DER GLAUBE, den der Herr von uns erwartet, hat nichts mit der Gewissheit zu tun, dass unsere Ressourcen sich von selbst vermehren werden. Vielmehr geht es darum, unsere fünf Brote in den Dienst Gottes zu stellen und so zu handeln, als ob diese Brote ausreichen würden, auch wenn wir unsere Begrenzungen weiterhin spüren. Der Glaube ist kein Gefühl, das Schwierigkeiten ignoriert und naiv darauf vertraut, dass alles gut gehen wird. Er ist vielmehr die Überzeugung, dass Gott immer an unserer Seite ist, wie immer die Dinge laufen, und sich ihrer bedienen wird, wenn wir den Heiligen Geist wirken lassen, zu meinem Wohl, zum Wohl meiner Mitmenschen und der ganzen Kirche.

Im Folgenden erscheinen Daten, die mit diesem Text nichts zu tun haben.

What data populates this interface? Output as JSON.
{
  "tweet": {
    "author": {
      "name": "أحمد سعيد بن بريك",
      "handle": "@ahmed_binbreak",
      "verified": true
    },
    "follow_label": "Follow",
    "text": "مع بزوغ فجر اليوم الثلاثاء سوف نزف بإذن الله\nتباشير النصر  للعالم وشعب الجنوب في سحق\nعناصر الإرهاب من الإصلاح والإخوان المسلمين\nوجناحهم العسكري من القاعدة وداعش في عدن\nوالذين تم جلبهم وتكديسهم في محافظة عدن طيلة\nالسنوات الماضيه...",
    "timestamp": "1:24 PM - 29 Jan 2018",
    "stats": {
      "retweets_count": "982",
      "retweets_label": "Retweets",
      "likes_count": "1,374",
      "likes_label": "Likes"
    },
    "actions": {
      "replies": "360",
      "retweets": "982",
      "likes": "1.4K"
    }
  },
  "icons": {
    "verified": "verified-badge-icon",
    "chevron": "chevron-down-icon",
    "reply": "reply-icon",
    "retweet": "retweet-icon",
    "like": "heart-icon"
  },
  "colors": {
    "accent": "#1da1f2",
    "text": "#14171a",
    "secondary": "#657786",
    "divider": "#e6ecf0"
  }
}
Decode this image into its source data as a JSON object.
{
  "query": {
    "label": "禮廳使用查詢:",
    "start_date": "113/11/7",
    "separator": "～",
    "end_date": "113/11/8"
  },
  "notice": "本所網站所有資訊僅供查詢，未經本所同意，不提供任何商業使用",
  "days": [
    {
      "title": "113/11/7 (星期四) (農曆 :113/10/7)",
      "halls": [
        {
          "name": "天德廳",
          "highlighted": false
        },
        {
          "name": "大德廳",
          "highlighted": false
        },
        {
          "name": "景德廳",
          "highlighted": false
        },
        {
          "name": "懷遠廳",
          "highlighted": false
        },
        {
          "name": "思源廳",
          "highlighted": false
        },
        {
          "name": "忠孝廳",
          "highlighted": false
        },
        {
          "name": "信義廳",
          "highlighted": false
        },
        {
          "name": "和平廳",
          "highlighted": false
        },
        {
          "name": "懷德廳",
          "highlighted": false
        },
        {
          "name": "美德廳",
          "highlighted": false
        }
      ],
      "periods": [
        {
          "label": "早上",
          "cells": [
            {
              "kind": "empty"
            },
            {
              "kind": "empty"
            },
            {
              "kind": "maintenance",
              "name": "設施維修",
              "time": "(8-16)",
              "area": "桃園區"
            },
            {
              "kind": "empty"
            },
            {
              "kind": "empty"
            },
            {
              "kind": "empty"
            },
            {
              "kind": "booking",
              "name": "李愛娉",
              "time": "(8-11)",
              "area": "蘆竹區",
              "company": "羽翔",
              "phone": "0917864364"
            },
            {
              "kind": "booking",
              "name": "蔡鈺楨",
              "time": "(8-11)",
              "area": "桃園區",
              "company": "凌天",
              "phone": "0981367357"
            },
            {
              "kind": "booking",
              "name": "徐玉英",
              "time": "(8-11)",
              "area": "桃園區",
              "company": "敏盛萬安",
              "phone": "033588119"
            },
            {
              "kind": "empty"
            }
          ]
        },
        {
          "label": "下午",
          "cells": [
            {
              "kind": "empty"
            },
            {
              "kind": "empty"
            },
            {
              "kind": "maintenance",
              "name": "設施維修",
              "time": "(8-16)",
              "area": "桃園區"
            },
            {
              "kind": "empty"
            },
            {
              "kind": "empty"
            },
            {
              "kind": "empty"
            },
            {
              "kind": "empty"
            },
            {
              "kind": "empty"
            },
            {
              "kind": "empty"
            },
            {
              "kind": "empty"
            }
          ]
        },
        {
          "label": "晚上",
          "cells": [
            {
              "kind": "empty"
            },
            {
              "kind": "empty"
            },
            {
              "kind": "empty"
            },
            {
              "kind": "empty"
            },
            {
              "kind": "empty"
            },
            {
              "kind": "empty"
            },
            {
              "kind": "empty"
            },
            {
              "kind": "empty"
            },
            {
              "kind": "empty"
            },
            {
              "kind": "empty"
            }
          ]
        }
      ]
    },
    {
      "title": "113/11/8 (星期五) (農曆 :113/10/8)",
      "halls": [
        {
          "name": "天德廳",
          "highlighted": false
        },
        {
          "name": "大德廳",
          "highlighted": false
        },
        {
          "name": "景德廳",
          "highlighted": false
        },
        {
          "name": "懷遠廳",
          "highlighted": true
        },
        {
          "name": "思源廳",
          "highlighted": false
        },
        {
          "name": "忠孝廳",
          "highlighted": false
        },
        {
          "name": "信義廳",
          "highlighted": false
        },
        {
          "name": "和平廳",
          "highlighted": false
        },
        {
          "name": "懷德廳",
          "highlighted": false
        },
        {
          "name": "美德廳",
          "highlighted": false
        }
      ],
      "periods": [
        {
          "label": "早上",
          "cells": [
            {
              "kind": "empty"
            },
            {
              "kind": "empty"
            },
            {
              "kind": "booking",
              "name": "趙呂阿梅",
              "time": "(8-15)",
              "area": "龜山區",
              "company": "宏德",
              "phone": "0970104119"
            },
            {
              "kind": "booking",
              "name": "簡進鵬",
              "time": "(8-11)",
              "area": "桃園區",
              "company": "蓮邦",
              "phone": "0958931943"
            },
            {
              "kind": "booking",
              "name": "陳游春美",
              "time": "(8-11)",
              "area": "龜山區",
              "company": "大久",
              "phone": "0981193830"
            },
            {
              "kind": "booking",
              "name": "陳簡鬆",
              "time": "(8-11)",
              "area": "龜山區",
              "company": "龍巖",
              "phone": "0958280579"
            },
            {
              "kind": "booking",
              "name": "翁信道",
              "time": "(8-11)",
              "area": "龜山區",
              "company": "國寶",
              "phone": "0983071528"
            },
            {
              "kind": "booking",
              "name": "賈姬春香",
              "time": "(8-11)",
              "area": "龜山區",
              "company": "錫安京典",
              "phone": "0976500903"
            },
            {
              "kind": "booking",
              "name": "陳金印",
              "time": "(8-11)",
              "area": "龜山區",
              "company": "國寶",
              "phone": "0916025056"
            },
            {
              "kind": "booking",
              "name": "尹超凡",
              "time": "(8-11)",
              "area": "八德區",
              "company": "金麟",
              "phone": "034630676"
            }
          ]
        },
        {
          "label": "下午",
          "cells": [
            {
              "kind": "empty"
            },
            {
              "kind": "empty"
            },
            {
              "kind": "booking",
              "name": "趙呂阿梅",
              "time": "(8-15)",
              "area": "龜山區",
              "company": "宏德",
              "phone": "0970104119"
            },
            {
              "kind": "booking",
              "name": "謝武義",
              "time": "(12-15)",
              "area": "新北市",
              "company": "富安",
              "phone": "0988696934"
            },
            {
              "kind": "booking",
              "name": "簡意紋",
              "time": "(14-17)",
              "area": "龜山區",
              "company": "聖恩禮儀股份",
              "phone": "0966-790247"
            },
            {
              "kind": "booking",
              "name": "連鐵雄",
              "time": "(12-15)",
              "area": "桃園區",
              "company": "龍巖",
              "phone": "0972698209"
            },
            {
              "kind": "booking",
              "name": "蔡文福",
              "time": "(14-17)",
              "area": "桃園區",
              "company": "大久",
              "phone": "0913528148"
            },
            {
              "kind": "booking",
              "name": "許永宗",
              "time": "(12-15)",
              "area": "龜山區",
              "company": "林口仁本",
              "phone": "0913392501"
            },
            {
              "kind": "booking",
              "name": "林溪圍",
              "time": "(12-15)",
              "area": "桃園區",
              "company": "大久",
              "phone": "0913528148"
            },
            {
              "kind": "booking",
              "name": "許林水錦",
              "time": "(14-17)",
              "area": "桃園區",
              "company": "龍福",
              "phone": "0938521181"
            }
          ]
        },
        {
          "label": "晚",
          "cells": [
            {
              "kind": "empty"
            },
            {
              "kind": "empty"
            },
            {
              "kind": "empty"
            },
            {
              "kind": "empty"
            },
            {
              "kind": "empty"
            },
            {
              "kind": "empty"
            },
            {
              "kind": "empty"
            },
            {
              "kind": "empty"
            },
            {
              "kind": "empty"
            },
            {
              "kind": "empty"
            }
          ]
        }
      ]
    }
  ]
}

Der Herr hat der Kirche und jedem Christen eine große Aufgabe übergeben. Kein Wunder, dass wir uns manchmal überfordert fühlen können. Die Szene der Brotvermehrung wird uns daran erinnern, dass Gott von uns erwartet, dass wir uns wie die Jünger mit allen unseren Kräften an der apostolischen Sendung beteiligen. Und er erwartet auch, dass wir mit dem anfangen, was uns möglich ist, ohne uns von der Sorge leiten zu lassen, ob wir die Erwartungen erfüllen können oder nicht. Die Knappheit unserer Brote und Fische sollte uns nicht daran hindern, das zu tun, was wir gerade in Händen haben; Gott wird für das Weitere sorgen. Selbst wenn wir uns nicht sicher fühlen, leben wir doch aus dem Glauben.

Der heilige Josefmaria schrieb: „Christlicher Optimismus – das ist weder der Blick durch die rosarote Brille noch das rein menschliche Vertrauen darauf, dass schon alles gut gehen wird. Christlicher Optimismus wurzelt im Bewusstsein unserer Freiheit und in dem Vertrauen auf die Macht der Gnade. Er verlangt von uns, dass wir in jedem Augenblick bereit sind, dem Ruf Gottes zu folgen.“4 Maria verstand es meisterhaft, alle Ereignisse in ihrem Leben im Glauben anzunehmen, selbst jene, die beunruhigend schienen. Die Mutter Gottes zu sein, überstieg ihre eigenen Fähigkeiten, aber sie vertraute auf den Herrn. Und dieses Vertrauen befähigte sie, die Mutter aller Menschen zu werden.


1 Benedikt XVI., Angelusgebet, 29.7.2012.

2 Franziskus, Angelusgebet, 2.8.2020.

3 Hl. Josefmaria, Freunde Gottes, Nr. 312.

4 Hl. Josefmaria, Im Feuer der Schmiede, Nr. 659.